Her with one of mine,about the same age:









(I know by putting them together, I broke QT, but the girl had no other mice or pets, but Ive placed her and the brindle doe I took her picture with together in QT)


----------



## Rhasputin (Feb 21, 2010)

Oh gosh. Cut back on her feeding, and giver her a big big wheel, so she doesn't have to strain to run on it! 

Take some healthy treats, and make little popsicle stick boxes that she has to chew into, to get the food. That'll help keep her active!

She's a whopper! Do you have a scale? How much does she weigh? :lol:


----------



## moustress (Sep 25, 2009)

Whoa! BIG girl!


----------



## The Village Mousery (Aug 1, 2010)

jesus i'd of asked her whats she's been feeding her, i'm sure steroids are bad lol


----------



## windyhill (Jan 19, 2010)

She's going on a diet  She likes to run on her wheel, but only for a few mins and then she is done
I have no idea what she fed her, but it wasnt good for her thats for sure
I dont have a scale


----------



## Rhasputin (Feb 21, 2010)

Well, maybe the food WAS good. . .TOO good, so she ate a TON of it. :lol:


----------



## moustress (Sep 25, 2009)

In my experience, it's a metabolic thing, and restricting food may lower her cholesterol, but probably won't reduce her size.


----------



## zany_toon (Apr 3, 2010)

moustress said:


> In my experience, it's a metabolic thing, and restricting food may lower her cholesterol, but probably won't reduce her size.

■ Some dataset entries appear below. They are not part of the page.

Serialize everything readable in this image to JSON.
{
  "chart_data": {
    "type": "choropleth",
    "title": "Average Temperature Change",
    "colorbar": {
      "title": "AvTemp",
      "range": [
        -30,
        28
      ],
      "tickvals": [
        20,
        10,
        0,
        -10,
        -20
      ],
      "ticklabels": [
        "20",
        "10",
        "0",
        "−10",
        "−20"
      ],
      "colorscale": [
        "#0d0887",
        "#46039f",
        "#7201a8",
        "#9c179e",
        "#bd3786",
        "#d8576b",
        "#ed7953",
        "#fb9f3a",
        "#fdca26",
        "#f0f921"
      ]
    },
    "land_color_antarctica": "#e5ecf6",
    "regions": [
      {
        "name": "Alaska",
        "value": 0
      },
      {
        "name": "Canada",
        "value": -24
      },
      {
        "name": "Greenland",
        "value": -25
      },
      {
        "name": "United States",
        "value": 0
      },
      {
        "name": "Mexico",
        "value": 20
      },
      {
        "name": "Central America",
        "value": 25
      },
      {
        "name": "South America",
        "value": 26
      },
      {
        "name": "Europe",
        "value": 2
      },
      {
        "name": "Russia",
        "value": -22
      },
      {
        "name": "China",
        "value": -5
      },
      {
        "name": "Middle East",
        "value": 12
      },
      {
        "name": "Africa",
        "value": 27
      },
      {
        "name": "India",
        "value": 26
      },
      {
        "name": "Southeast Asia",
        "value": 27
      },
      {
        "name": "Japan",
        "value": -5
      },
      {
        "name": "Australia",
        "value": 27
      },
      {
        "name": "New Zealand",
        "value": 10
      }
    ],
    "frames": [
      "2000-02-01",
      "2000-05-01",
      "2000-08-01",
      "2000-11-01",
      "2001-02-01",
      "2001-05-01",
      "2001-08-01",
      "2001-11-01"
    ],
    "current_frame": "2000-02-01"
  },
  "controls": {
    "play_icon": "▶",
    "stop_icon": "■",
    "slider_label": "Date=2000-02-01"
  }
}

Even if it only reduces the poor mousie's cholesterol, surely that can't be bad when the poor thing is so big?! I thought my poor red mouse Marx (RIP x) was big, but that mouse looks like she has eaten all the pies and the truck that delivered them!!!


----------



## CatWoman (Jun 19, 2010)

What a wide load! :shock:


----------



## Amelia66 (Jun 12, 2010)

:shock: wow shes huge


----------



## windyhill (Jan 19, 2010)

Even if the diet doesnt make her smaller, hopefully it will help keep her from getting bigger.
She has been spending more time on the wheel and seems to enjoy it.


----------